Secretively, I cheer him on at times because I understand the rage, the feeling of outsider, the frustration with not being heard. And more importantly, I agree poetry has all too often become an insider's game, an academics game, a game of who-knows-who, but today I have hope! Hope because I sense most everyone is feeling the same way no matter the amount of their "success." Even a Pulitzer Prize winner gets fed-up with the goings on in Po-biz. I think most poets feel themselves outsiders to a degree. I think people
are focused so heavily on the mental illness of said poet, they cannot see the forest for the trees. It's true that unseemly behavior is uncool, but there is indeed, in my opinion a whole lot of whopping truth about what this man said. This is of course true in part because I am not in academia, and have never really been "accepted" and this stirs those feelings of shame and alienation.

This need to have a voice springs forth from having been silenced, and this too can happen culturally. Being of mixed-heritage makes it even worse I think because one can not fit in either culture or ethnicity. One is always at odds with "success" and "fitting-in". This is why large groups of Latinos band together in poetry land. It is necessary. And at times, unseemly behavior seems necessary, but of course diplomacy is what's needed?

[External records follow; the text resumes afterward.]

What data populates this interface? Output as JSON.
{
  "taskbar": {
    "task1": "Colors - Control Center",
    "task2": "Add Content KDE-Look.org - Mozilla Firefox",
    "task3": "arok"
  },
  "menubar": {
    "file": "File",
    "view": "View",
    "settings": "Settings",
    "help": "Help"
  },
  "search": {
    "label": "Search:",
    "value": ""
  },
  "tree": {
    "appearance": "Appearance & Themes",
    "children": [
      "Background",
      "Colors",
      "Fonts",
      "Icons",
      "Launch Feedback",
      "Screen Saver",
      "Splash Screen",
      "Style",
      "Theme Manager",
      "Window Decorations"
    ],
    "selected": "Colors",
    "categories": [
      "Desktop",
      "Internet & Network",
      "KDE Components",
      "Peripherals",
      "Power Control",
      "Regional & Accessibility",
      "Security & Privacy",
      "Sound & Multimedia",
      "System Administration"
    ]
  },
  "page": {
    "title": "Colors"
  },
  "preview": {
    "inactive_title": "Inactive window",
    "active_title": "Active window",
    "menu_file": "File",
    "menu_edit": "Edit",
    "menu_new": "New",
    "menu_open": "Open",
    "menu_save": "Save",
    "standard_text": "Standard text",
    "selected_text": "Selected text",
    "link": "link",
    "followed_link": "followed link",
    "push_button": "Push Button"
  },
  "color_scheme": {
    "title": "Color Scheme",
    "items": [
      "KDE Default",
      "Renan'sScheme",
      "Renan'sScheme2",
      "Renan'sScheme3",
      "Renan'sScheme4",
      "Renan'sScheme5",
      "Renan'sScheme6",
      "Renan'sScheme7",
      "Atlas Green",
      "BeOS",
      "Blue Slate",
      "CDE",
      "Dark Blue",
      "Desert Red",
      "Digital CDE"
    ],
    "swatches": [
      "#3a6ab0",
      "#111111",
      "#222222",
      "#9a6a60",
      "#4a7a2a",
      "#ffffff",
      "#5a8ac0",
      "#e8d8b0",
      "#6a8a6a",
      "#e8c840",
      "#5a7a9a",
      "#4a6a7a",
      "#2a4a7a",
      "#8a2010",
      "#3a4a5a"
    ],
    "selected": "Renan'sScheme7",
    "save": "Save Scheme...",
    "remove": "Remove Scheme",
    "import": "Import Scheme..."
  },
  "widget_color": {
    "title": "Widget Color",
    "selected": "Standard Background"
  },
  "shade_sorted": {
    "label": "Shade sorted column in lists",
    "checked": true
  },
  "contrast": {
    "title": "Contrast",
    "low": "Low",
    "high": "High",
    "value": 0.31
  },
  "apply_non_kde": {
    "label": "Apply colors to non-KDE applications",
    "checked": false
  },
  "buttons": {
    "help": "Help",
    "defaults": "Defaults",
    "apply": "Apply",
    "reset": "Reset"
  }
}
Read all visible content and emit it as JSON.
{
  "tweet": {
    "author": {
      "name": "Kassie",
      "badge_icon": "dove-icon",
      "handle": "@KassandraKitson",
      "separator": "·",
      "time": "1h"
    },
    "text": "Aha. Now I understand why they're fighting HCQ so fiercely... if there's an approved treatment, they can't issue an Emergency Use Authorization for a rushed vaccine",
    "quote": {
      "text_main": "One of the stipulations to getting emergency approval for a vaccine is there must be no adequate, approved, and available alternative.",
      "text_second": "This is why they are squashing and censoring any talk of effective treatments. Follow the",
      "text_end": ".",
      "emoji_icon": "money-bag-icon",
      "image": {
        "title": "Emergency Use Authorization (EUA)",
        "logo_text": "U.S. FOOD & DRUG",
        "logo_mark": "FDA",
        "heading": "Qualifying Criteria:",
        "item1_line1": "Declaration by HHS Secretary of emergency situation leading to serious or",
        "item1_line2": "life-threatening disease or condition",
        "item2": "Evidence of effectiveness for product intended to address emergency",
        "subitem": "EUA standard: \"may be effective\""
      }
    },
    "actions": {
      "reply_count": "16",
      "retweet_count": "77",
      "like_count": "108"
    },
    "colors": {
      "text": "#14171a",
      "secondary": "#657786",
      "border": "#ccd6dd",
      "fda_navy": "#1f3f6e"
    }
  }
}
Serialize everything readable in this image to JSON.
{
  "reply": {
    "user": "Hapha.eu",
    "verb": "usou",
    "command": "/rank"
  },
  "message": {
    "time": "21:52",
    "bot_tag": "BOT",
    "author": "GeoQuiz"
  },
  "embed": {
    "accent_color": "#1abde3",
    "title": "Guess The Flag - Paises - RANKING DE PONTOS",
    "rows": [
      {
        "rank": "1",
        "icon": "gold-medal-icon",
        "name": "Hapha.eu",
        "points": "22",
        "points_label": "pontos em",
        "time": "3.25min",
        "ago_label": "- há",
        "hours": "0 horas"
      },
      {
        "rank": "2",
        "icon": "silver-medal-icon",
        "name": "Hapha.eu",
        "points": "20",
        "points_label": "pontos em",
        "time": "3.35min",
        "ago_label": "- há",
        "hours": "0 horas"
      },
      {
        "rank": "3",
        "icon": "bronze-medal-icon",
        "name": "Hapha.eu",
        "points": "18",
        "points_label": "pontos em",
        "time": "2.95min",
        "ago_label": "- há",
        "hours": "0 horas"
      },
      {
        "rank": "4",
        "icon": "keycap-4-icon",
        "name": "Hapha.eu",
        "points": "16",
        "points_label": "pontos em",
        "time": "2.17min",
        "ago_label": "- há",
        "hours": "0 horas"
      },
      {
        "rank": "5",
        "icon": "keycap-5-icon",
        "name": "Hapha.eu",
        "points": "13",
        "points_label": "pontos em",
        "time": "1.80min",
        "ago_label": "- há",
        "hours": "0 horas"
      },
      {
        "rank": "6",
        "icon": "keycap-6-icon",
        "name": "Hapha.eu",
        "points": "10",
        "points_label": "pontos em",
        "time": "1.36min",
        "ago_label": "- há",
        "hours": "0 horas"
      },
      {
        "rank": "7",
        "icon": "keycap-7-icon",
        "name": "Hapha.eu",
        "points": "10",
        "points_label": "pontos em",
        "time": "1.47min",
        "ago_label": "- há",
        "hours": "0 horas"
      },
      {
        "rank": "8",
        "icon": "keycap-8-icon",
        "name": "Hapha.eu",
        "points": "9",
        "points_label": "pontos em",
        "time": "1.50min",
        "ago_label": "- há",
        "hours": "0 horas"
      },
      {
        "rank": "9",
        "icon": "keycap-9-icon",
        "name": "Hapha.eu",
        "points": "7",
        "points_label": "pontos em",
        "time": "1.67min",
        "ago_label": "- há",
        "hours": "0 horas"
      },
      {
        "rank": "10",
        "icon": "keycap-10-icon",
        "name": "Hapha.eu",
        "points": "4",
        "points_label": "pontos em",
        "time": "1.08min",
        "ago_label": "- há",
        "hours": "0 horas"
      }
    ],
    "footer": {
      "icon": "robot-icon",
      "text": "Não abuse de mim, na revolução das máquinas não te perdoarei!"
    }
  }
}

Sometimes I think diplomacy has Latinos getting crumbs from the literary world. Not only crumbs, but stale crumbs. When the likes of big name poets only know one Latino name, we have a problem.

Overall, my wandering through the field of self-promotion has me still feeling awkward, foolish etc. But one must press forth and shout out one's "successes" from the rooftops? I'm not so sure. I have to think further on this. There still, it seems to me, seems something unseemly about the whole thing.

I am very lucky to have a supportive editor and a supportive press at this point in my life. It was very much needed. Now, I will look through the mock-up of the book and press forward. All is well. I am very blessed when this book comes out, and I have to  not let the fears of invisibility overrun myself. Be still. Meditate on the good things you have in life I tell myself. There is so much to be thankful for here and now. In my hometown the weather is phenomenal. Now, I think it's time to get to work.